In promoting the idea of every child as genius if he or she is only taught in the perfect way, I believe we are destroying the standard of achievement that so often drives us forward.  As Pixar pointed out in The Incredibles, if you make everyone special, then no one is.  If our goal is to make each individual comfortable and to simply bow to their genius as they are without pushing them to reach beyond their limits, to live up to a mutually accepted standard, we have given up the concept of excellence, of being special.  We have taken away the need to excel by promising that each one of us is okay as we are.  Instead of pushing a fish to try its luck climbing a tree, we assure it that the ocean is a wonderful place, and that there is no need to adapt to land.  In such a world, learning and excellence lose their meaning; everyone gets blue ribbons for who they are, and conveying information becomes the only goal, since information requires no effort or variation; it only requires different presentations for each learner. 

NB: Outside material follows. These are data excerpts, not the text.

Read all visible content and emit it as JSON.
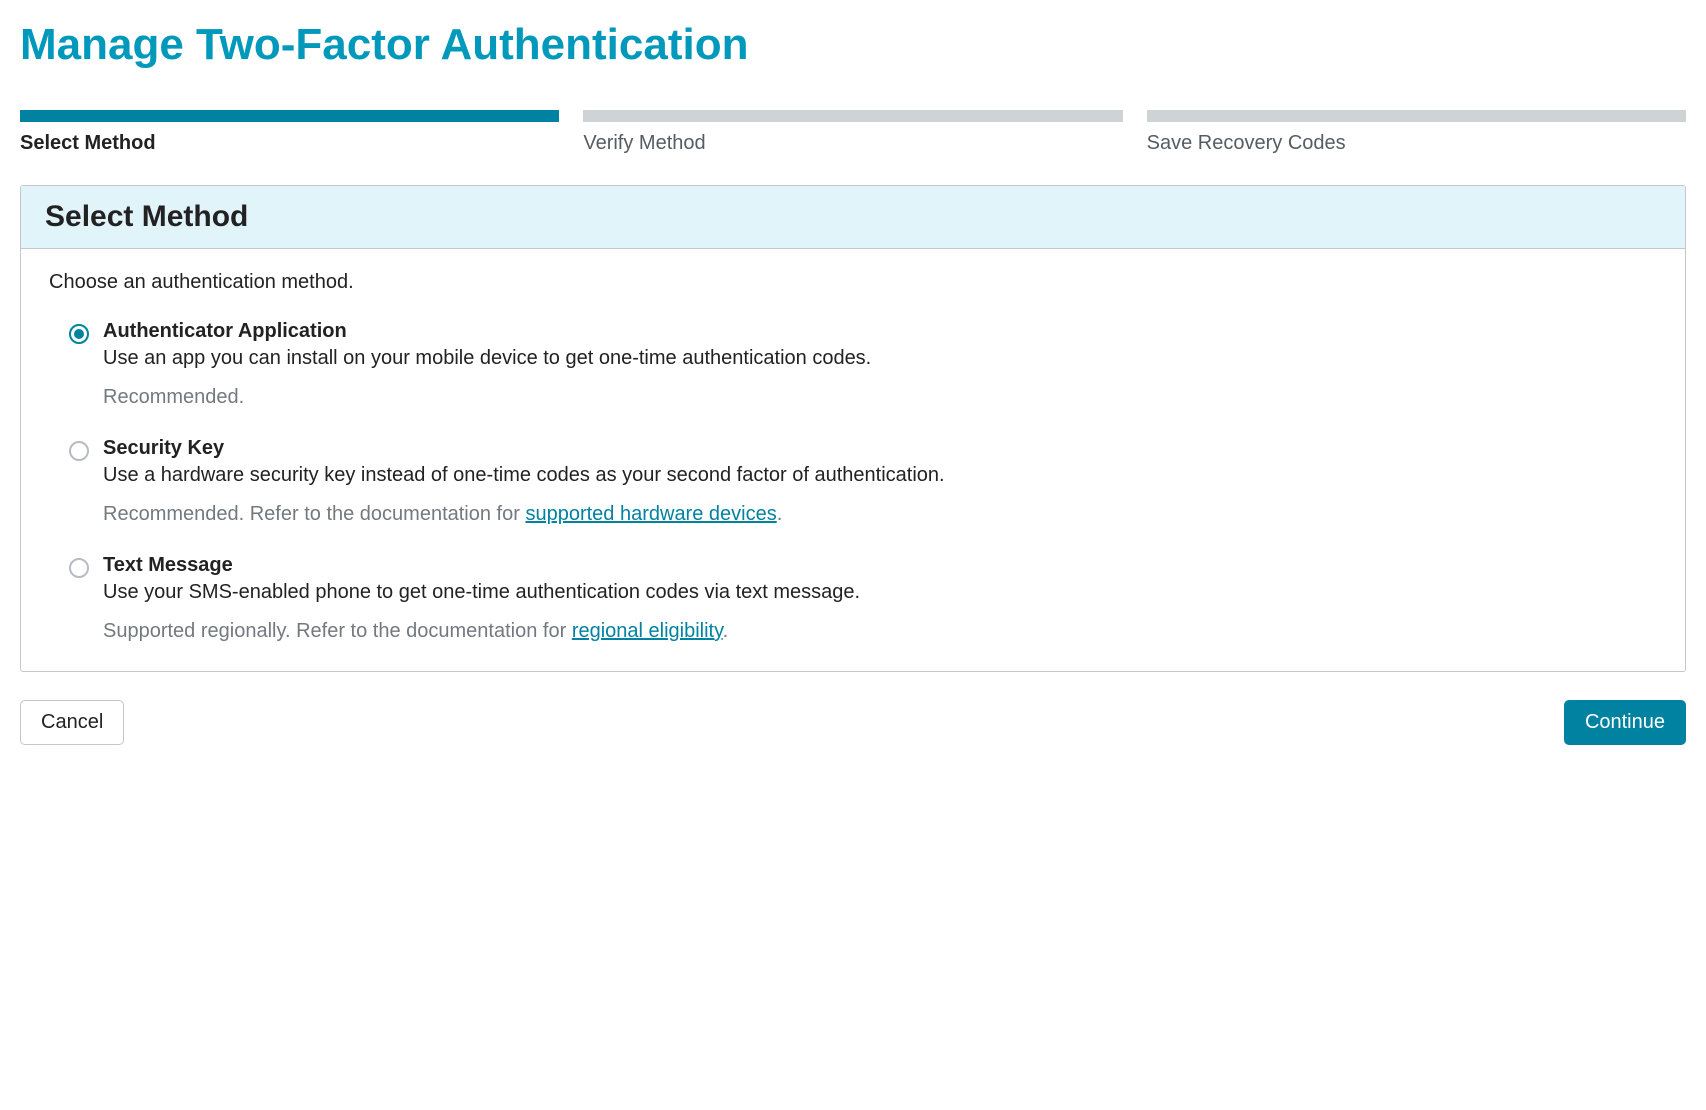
{
  "page": {
    "title": "Manage Two-Factor Authentication"
  },
  "steps": [
    {
      "label": "Select Method",
      "active": true
    },
    {
      "label": "Verify Method",
      "active": false
    },
    {
      "label": "Save Recovery Codes",
      "active": false
    }
  ],
  "panel": {
    "header": "Select Method",
    "intro": "Choose an authentication method."
  },
  "methods": [
    {
      "id": "authenticator",
      "checked": true,
      "title": "Authenticator Application",
      "description": "Use an app you can install on your mobile device to get one-time authentication codes.",
      "note_before": "Recommended.",
      "link_text": "",
      "note_after": ""
    },
    {
      "id": "security-key",
      "checked": false,
      "title": "Security Key",
      "description": "Use a hardware security key instead of one-time codes as your second factor of authentication.",
      "note_before": "Recommended. Refer to the documentation for ",
      "link_text": "supported hardware devices",
      "note_after": "."
    },
    {
      "id": "text-message",
      "checked": false,
      "title": "Text Message",
      "description": "Use your SMS-enabled phone to get one-time authentication codes via text message.",
      "note_before": "Supported regionally. Refer to the documentation for ",
      "link_text": "regional eligibility",
      "note_after": "."
    }
  ],
  "actions": {
    "cancel": "Cancel",
    "continue": "Continue"
  }
}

That may well be the future, a system where each child is presented with information in a way that she understands and a way that accommodates his learning difficulties.  If it is, however, it guarantees that the United States will fall even further behind in the global education standings.  Instead of lowering our standards to accommodate each special “genius,” we need to find a way to pull those learners upward, to teach them new thinking patterns that will allow them to reach beyond their limitations and view information as tools and patterns.  We need to honor “special” in a way that encourages others to strive for it rather than emphasizing either its impossibility or its universality. 

Until we can teach learners how to think, not just regurgitate pre-digested information custom tailored to their interests, we will fail.  Our students will never rise above the mundane, even though they will be convinced of their personal importance and entitlement.  The failure of education is not in its funding or its customization; it is in its attitude.  Our teachers do not think about thinking.  Teaching is far too often not a profession…it is a fallback for those who do not know what else to do.  Finland, currently the top ranked education system in the world, revitalized its education by closing teacher colleges and making education one of the toughest professions to access.  It gave it respect…made sure that its educators were "special," capable of critical thinking, individuals who were willing to set a standard of excellence and success that accommodated students, but also demanded that they think, adapt, and rise to a new level. 


We are capable of no less here in America.  In fact, if you ask me, we’re capable of more.  But instead of expecting educators and learners to adapt, to set standards, and to rise to higher levels, we are expecting the abasement of standards to a place where the lowest common denominator’s uniqueness is appreciated.  How sad…but until we wean ourselves away from the addictive convenience of data flow and look at the larger framework of achievement, those convenient memes will say all that needs to be expressed about the American education system, and I’ll keep fuming in silence.